What do you hope the referendum question will be, and why is the framing so important?
One of the things the coalition is concerned about is making sure the right questions are in place, so what we're saying is a two-part question. Because what we know is the vast majority of New Zealanders support the right of adults to use and possess cannabis. So there's a substantial majority for that, there's growing support for adults to be able to buy cannabis from a licensed premises, and the concern is, if you have a one part question, you either make it a very modest proposal, like "the right of adults to possess cannabis”—and that passes the line, but it's not very progressive, it's trailing behind the pack, internationally speaking. Or you go for a more progressive question, like: "Should adults be able to buy from a licensed premise?" But the danger is, you don't know if there's a majority support or not. And if you lose that, you don't get anything, so we're proposing a two-part question, asking both of those questions, the first we think will pass, and then the second question—we're not sure, there is support and it's growing—but whether we get a majority for that we don't know. So, we want to see reform that's as progressive as possible, consistent with what New Zealanders want. There's no point just going for the lowest common denominator.

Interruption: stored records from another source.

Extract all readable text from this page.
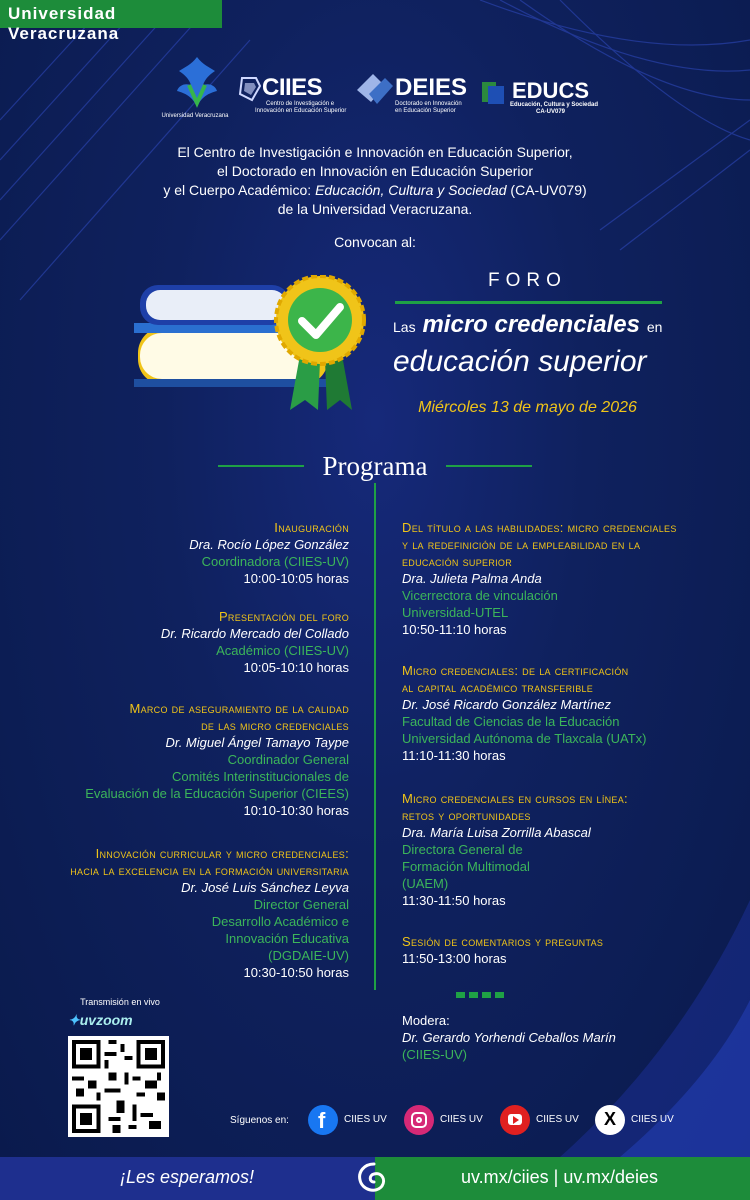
Universidad Veracruzana
Universidad Veracruzana
CIIES
Centro de Investigación e
Innovación en Educación Superior
DEIES
Doctorado en Innovación
en Educación Superior
EDUCS
Educación, Cultura y Sociedad
CA-UV079
El Centro de Investigación e Innovación en Educación Superior,
el Doctorado en Innovación en Educación Superior
y el Cuerpo Académico: Educación, Cultura y Sociedad (CA-UV079)
de la Universidad Veracruzana.
Convocan al:
FORO
Las micro credenciales en
educación superior
Miércoles 13 de mayo de 2026
Programa
Inauguración
Dra. Rocío López González
Coordinadora (CIIES-UV)
10:00-10:05 horas
Presentación del foro
Dr. Ricardo Mercado del Collado
Académico (CIIES-UV)
10:05-10:10 horas
Marco de aseguramiento de la calidad
de las micro credenciales
Dr. Miguel Ángel Tamayo Taype
Coordinador General
Comités Interinstitucionales de
Evaluación de la Educación Superior (CIEES)
10:10-10:30 horas
Innovación curricular y micro credenciales:
hacia la excelencia en la formación universitaria
Dr. José Luis Sánchez Leyva
Director General
Desarrollo Académico e
Innovación Educativa
(DGDAIE-UV)
10:30-10:50 horas
Del título a las habilidades: micro credenciales
y la redefinición de la empleabilidad en la
educación superior
Dra. Julieta Palma Anda
Vicerrectora de vinculación
Universidad-UTEL
10:50-11:10 horas
Micro credenciales: de la certificación
al capital académico transferible
Dr. José Ricardo González Martínez
Facultad de Ciencias de la Educación
Universidad Autónoma de Tlaxcala (UATx)
11:10-11:30 horas
Micro credenciales en cursos en línea:
retos y oportunidades
Dra. María Luisa Zorrilla Abascal
Directora General de
Formación Multimodal
(UAEM)
11:30-11:50 horas
Sesión de comentarios y preguntas
11:50-13:00 horas
Modera:
Dr. Gerardo Yorhendi Ceballos Marín
(CIIES-UV)
Transmisión en vivo
✦uvzoom
Síguenos en: f CIIES UV	CIIES UV	CIIES UV	X	CIIES UV
¡Les esperamos!	uv.mx/ciies | uv.mx/deies
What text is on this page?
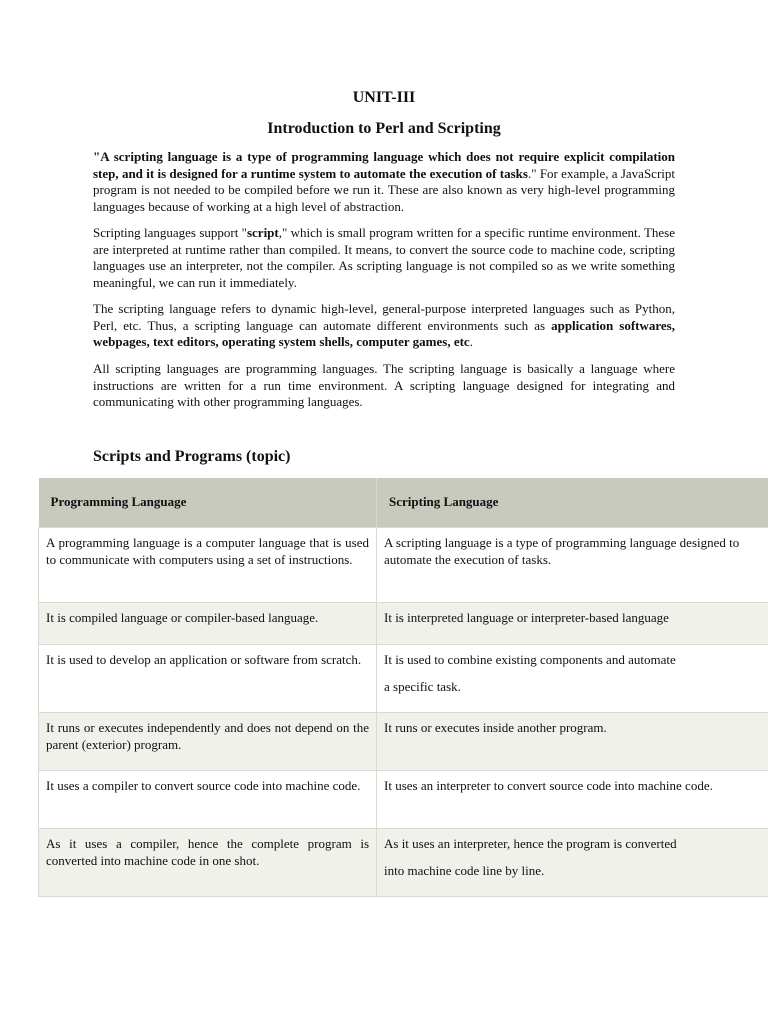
UNIT-III
Introduction to Perl and Scripting

"A scripting language is a type of programming language which does not require explicit compilation step, and it is designed for a runtime system to automate the execution of tasks." For example, a JavaScript program is not needed to be compiled before we run it. These are also known as very high-level programming languages because of working at a high level of abstraction.

Scripting languages support "script," which is small program written for a specific runtime environment. These are interpreted at runtime rather than compiled. It means, to convert the source code to machine code, scripting languages use an interpreter, not the compiler. As scripting language is not compiled so as we write something meaningful, we can run it immediately.

The scripting language refers to dynamic high-level, general-purpose interpreted languages such as Python, Perl, etc. Thus, a scripting language can automate different environments such as application softwares, webpages, text editors, operating system shells, computer games, etc.

All scripting languages are programming languages. The scripting language is basically a language where instructions are written for a run time environment. A scripting language designed for integrating and communicating with other programming languages.

Scripts and Programs (topic)
Programming Language	Scripting Language
A programming language is a computer language that is used to communicate with computers using a set of instructions.	A scripting language is a type of programming language designed to automate the execution of tasks.
It is compiled language or compiler-based language.	It is interpreted language or interpreter-based language
It is used to develop an application or software from scratch.	It is used to combine existing components and automate
a specific task.

It runs or executes independently and does not depend on the parent (exterior) program.	It runs or executes inside another program.
It uses a compiler to convert source code into machine code.	It uses an interpreter to convert source code into machine code.
As it uses a compiler, hence the complete program is converted into machine code in one shot.	As it uses an interpreter, hence the program is converted
into machine code line by line.
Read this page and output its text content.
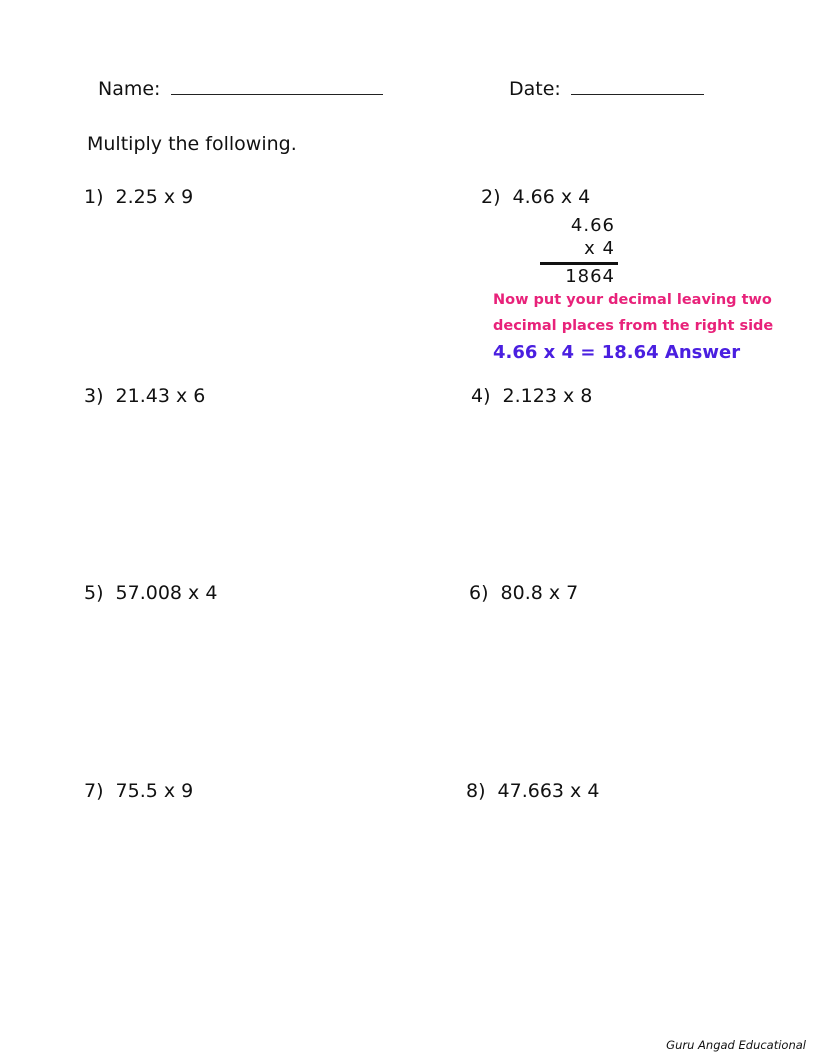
Name:	Date:
Multiply the following.
1) 2.25 x 9	2) 4.66 x 4
4.66
x 4
1864
Now put your decimal leaving two
decimal places from the right side
4.66 x 4 = 18.64 Answer
3) 21.43 x 6	4) 2.123 x 8
5) 57.008 x 4	6) 80.8 x 7
7) 75.5 x 9	8) 47.663 x 4
Guru Angad Educational
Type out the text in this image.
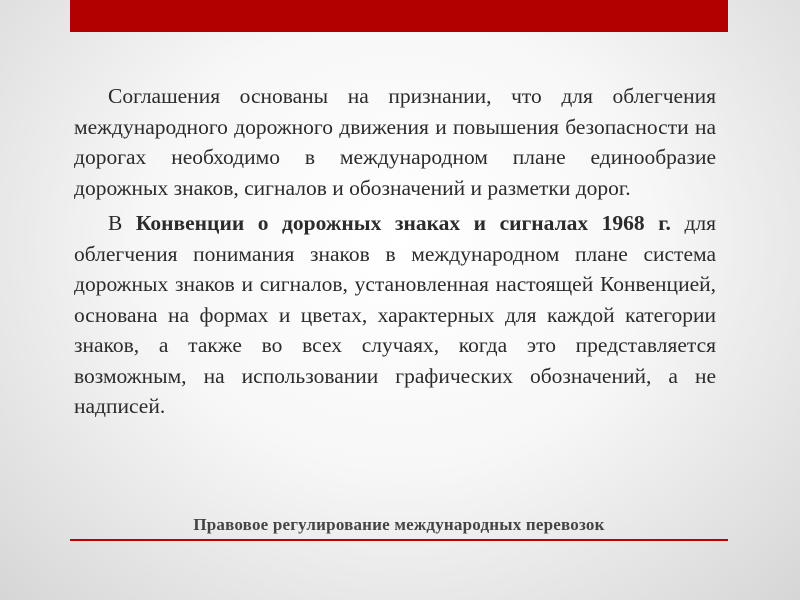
Соглашения основаны на признании, что для облегчения международного дорожного движения и повышения безопасности на дорогах необходимо в международном плане единообразие дорожных знаков, сигналов и обозначений и разметки дорог.

В Конвенции о дорожных знаках и сигналах 1968 г. для облегчения понимания знаков в международном плане система дорожных знаков и сигналов, установленная настоящей Конвенцией, основана на формах и цветах, характерных для каждой категории знаков, а также во всех случаях, когда это представляется возможным, на использовании графических обозначений, а не надписей.

Правовое регулирование международных перевозок
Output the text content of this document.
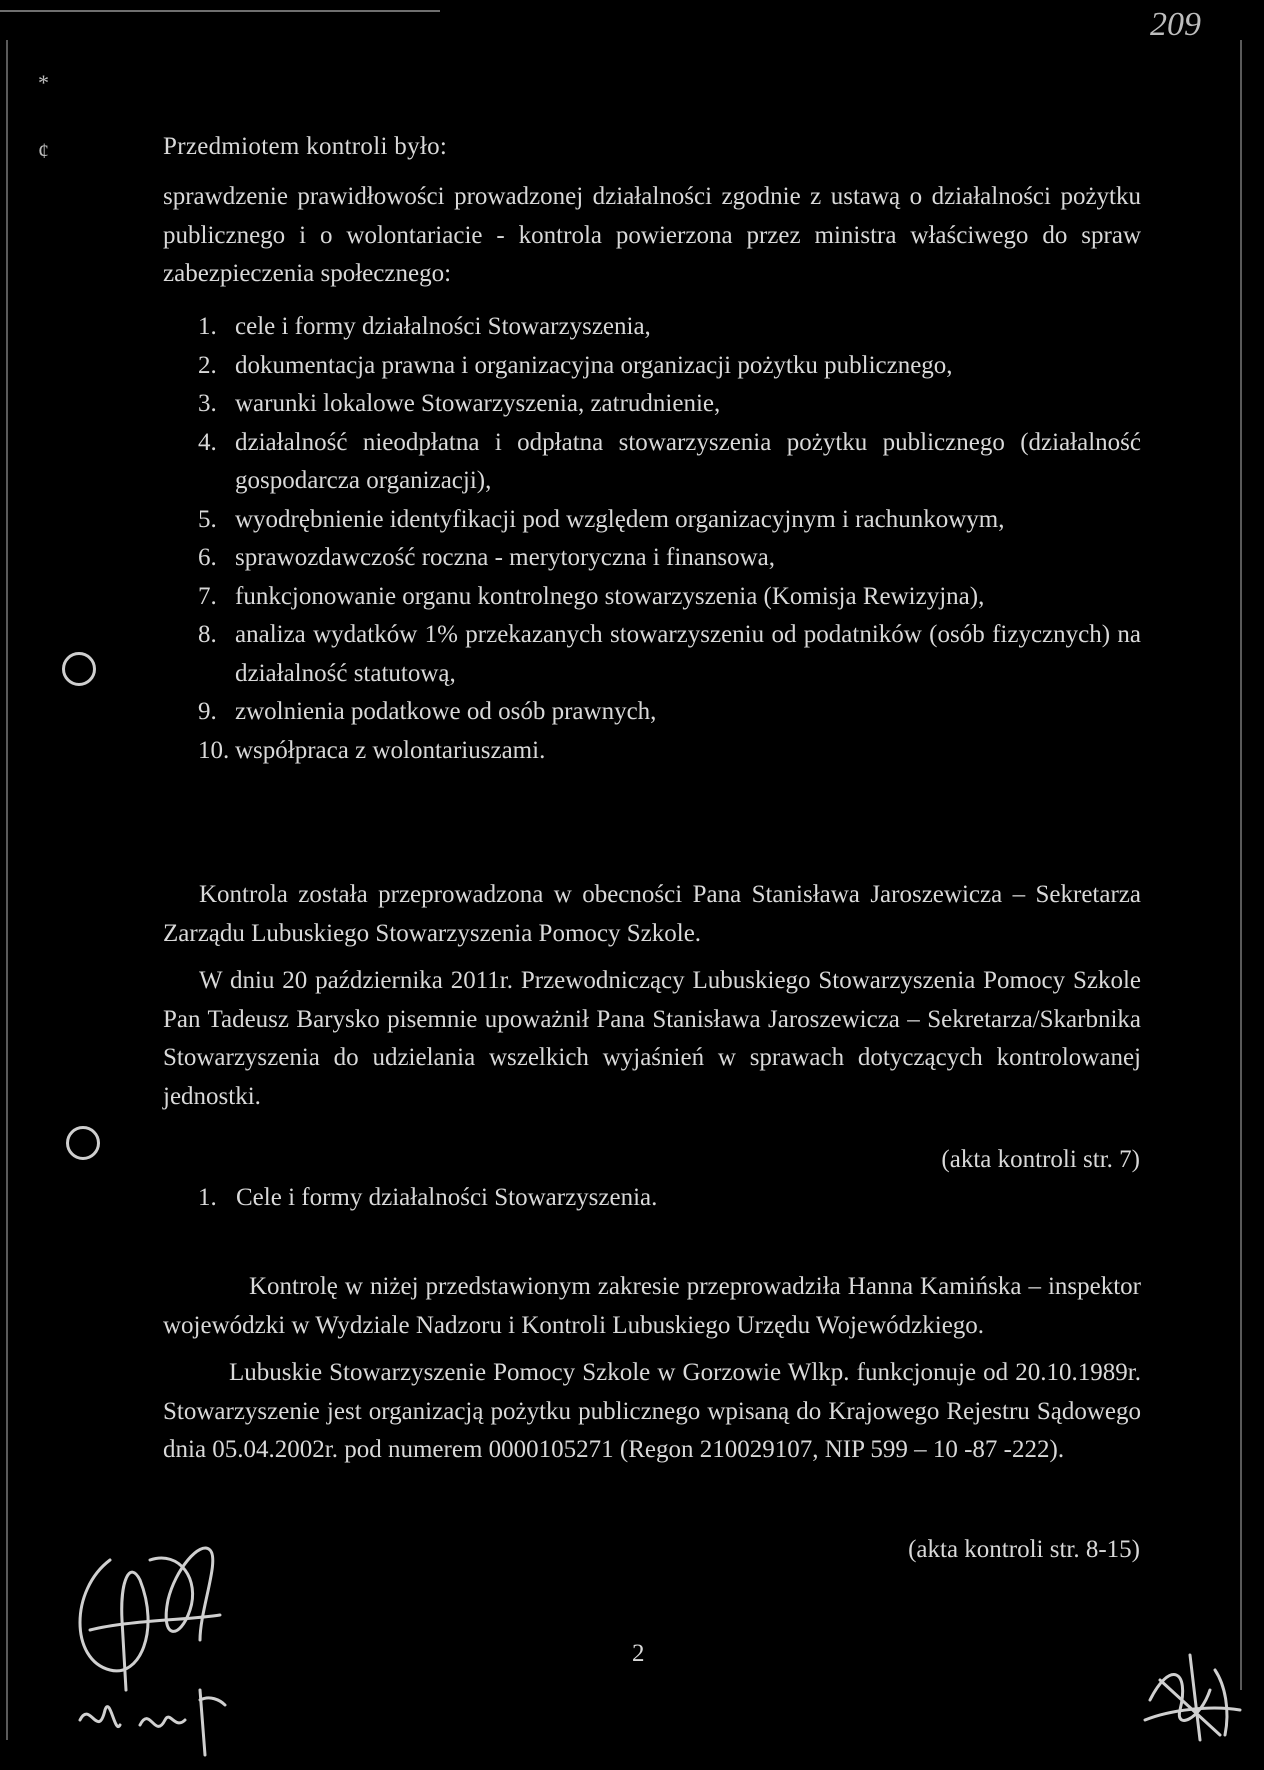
209
*
¢	Przedmiotem kontroli było:

sprawdzenie prawidłowości prowadzonej działalności zgodnie z ustawą o działalności pożytku publicznego i o wolontariacie - kontrola powierzona przez ministra właściwego do spraw zabezpieczenia społecznego:

1. cele i formy działalności Stowarzyszenia,
2. dokumentacja prawna i organizacyjna organizacji pożytku publicznego,
3. warunki lokalowe Stowarzyszenia, zatrudnienie,
4. działalność nieodpłatna i odpłatna stowarzyszenia pożytku publicznego (działalność gospodarcza organizacji),
5. wyodrębnienie identyfikacji pod względem organizacyjnym i rachunkowym,
6. sprawozdawczość roczna - merytoryczna i finansowa,
7. funkcjonowanie organu kontrolnego stowarzyszenia (Komisja Rewizyjna),
8. analiza wydatków 1% przekazanych stowarzyszeniu od podatników (osób fizycznych) na działalność statutową,
9. zwolnienia podatkowe od osób prawnych,
10. współpraca z wolontariuszami.

Kontrola została przeprowadzona w obecności Pana Stanisława Jaroszewicza – Sekretarza Zarządu Lubuskiego Stowarzyszenia Pomocy Szkole.

W dniu 20 października 2011r. Przewodniczący Lubuskiego Stowarzyszenia Pomocy Szkole Pan Tadeusz Barysko pisemnie upoważnił Pana Stanisława Jaroszewicza – Sekretarza/Skarbnika Stowarzyszenia do udzielania wszelkich wyjaśnień w sprawach dotyczących kontrolowanej jednostki.

(akta kontroli str. 7)
1. Cele i formy działalności Stowarzyszenia.

Kontrolę w niżej przedstawionym zakresie przeprowadziła Hanna Kamińska – inspektor wojewódzki w Wydziale Nadzoru i Kontroli Lubuskiego Urzędu Wojewódzkiego.

Lubuskie Stowarzyszenie Pomocy Szkole w Gorzowie Wlkp. funkcjonuje od 20.10.1989r. Stowarzyszenie jest organizacją pożytku publicznego wpisaną do Krajowego Rejestru Sądowego dnia 05.04.2002r. pod numerem 0000105271 (Regon 210029107, NIP 599 – 10 -87 -222).

(akta kontroli str. 8-15)
2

New Zealand is a wacky mix of conservative ideology and progressiveness: we’ve got a 37-year-old unmarried mother as our Prime Minister but it seems we’re struggling to talk about full legalisation of cannabis. What needs to change in our country’s dialogue to move this forward?

New Zealand as a whole is actually very progressive on this issue. Rather, we don't have the dialogue in Parliament, and that's the problem. We've got a whole load of MPs, possibly the majority of whom are way behind the public of New Zealand. You know, would the parliament have elected Jacinda Ardern as the Prime Minister from among their numbers if it had been left up to them? Well, maybe not, but New Zealanders did. I think the MPs are way more conservative than the public. The important thing about this referendum though, is it is a chance for the public to directly have our say. Getting a majority of MPs to vote for cannabis law reform I think has been a challenge for a very long time. But, if we get a referendum with a positive result, it's going to be very difficult for them not to implement the results of that.

What are your hopes for the referendum?
It’s critical that for people who support reform, first of all, to engage in the discussion. So this means getting into the media, talking with family, friends and workmates. Get the conversation happening. And next thing, make sure you vote in the referendum because this is our best chance for a very long time to get some real change. It's purely going to be up to up to us and whether we turn out and vote.